Это была действительно хозяйка Тригорского.
— Извините меня, но в вашем окне все время свет, и я затревожилась.
Она стояла на пороге, теперь не столько уже встревоженная, сколько смущенная. «Почему и она не спала?»
Пушкин владел собой полностью. Он улыбнулся:
— Но ведь не спали и вы! А я не тревожился: можете меня пожурить.
Прасковья Александровна ответила очень серьезно:
— Видите, Александр, вы не думали обо мне ни настолечко… — И она показала кончик мизинца. — А я думала о вас все это время, как вы ушли, и я…
— И вы угадали мою болезнь?
— Да, угадала. И я завтра же ей напишу. Пусть приезжает.

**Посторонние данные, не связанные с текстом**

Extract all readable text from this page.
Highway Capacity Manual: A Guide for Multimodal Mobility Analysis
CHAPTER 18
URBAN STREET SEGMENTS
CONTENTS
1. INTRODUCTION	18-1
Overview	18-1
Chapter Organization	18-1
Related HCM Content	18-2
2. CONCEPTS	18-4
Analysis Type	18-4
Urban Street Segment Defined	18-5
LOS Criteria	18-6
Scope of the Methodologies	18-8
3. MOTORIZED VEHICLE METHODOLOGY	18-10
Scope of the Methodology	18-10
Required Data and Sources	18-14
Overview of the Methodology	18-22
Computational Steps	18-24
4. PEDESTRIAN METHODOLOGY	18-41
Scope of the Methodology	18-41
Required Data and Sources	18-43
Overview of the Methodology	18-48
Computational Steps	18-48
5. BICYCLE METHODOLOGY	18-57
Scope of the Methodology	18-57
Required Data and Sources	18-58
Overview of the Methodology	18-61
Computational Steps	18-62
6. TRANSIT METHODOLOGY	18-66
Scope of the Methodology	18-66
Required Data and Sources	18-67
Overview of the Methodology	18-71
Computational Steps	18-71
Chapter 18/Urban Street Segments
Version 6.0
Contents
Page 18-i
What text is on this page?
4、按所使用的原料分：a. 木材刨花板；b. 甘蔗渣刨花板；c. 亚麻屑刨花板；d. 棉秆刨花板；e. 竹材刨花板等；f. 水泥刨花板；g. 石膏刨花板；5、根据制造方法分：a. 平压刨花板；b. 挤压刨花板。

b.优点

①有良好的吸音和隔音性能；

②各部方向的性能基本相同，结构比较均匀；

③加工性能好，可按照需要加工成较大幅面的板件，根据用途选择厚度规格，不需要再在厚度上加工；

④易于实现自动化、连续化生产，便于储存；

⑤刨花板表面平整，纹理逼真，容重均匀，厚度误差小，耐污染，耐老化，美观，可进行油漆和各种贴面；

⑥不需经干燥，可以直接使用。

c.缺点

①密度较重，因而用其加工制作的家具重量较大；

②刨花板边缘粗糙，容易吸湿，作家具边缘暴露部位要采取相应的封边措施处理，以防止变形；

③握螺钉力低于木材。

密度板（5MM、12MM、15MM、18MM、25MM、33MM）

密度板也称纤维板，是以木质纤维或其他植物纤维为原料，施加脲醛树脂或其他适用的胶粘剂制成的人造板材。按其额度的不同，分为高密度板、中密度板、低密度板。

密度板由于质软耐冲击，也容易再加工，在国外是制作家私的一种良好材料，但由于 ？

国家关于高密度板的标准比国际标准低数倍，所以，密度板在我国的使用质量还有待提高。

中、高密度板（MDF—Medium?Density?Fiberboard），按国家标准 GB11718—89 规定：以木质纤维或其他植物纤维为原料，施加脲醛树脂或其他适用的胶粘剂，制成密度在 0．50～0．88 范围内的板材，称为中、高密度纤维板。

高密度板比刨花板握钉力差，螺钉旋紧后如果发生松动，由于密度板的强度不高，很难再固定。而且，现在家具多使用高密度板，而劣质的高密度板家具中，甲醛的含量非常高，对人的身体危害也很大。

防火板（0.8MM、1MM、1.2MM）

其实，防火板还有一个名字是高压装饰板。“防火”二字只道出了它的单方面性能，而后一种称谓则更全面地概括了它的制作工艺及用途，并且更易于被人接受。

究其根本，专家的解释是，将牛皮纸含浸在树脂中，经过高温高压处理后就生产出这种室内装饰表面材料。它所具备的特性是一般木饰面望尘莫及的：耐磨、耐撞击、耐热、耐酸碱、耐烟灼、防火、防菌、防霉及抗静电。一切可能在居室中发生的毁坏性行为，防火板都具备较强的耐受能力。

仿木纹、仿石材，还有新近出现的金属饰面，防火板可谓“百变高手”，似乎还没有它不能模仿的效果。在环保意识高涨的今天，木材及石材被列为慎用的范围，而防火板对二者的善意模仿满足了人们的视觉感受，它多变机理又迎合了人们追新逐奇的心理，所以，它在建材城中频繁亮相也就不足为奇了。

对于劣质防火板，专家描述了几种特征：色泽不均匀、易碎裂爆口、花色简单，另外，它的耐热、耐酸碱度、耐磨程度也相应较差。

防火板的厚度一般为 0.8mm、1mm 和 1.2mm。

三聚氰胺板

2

Легкая краска тронула щеки поэта. И он теперь стал серьезен. Он подошел к Прасковье Александровне, взял ее руку и почтительно-нежно поцеловал. Она ответила ему поцелуем в голову и быстро ушла, забыв притворить за собою дверь.

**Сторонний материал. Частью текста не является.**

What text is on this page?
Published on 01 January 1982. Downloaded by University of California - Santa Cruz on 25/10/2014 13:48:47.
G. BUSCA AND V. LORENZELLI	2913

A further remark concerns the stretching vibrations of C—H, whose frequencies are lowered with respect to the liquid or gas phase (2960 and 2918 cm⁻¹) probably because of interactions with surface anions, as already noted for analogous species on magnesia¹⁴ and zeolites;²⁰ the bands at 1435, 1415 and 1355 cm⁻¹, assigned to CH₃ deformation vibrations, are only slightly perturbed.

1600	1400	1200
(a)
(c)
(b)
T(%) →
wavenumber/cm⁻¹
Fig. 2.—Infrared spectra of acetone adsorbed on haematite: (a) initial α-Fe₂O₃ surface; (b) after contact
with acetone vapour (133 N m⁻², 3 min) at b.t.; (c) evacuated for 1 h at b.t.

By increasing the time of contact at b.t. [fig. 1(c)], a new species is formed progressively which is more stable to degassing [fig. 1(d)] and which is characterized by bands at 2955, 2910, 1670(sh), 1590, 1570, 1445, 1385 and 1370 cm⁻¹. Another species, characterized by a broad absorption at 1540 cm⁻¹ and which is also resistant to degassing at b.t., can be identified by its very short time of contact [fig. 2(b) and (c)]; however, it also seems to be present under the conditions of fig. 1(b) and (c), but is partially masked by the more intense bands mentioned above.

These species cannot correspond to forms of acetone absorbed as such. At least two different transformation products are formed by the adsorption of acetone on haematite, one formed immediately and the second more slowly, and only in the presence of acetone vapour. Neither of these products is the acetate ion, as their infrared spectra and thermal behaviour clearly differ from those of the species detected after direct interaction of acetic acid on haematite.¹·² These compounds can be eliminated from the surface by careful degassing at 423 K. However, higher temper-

— Так вот как все обернулось: стихи можно и не отсылать. Да что стихи? И никаких заграниц!
— Ах, как жизнь трудна и сложна, и как она же чудесно проста!
Так этот день рождения хозяйки Тригорского, столь необычно начавшийся ночью, стал веселым и праздничным. У Александра Сергеевича оказалась к тому же с собою новая рукопись.
Она глядит ему в лицо.
«А это с чьей руки кольцо?» —
Вдруг молвила невеста,
И все привстали с места.
Пушкин прочел своего «Жениха» и, смеясь, говорил:
— Каков мой разбойник? А ведь это про Дельвига! Как хорошо, что он у нас такого не накуролесил.
Однако же и Прасковья Александровна взяла с Пушкина слово, что он обязательно, наконец, и теперь же, съездит во Псков. На этом настаивали и Жуковский и Вяземский. Раз он отпущен, эта поездка становится необходимой, иначе на все это могут взглянуть и неласково.
Пушкин давно это знал, но не хотел покоряться. И без того его жизнь ввергнута в тень. Теперь им хотели руководить, и за него обдумывался каждый его шаг. О леченье своем он и не думал всерьез: нисколько его ни аневризм, ни нога не беспокоили. Но при таких обстоятельствах он, пожалуй, не мог уже отказать Прасковье Александровне, и договор его с ней стал обоюдным. Пушкин вздохнул и сказал: — Хорошо. На днях и поеду.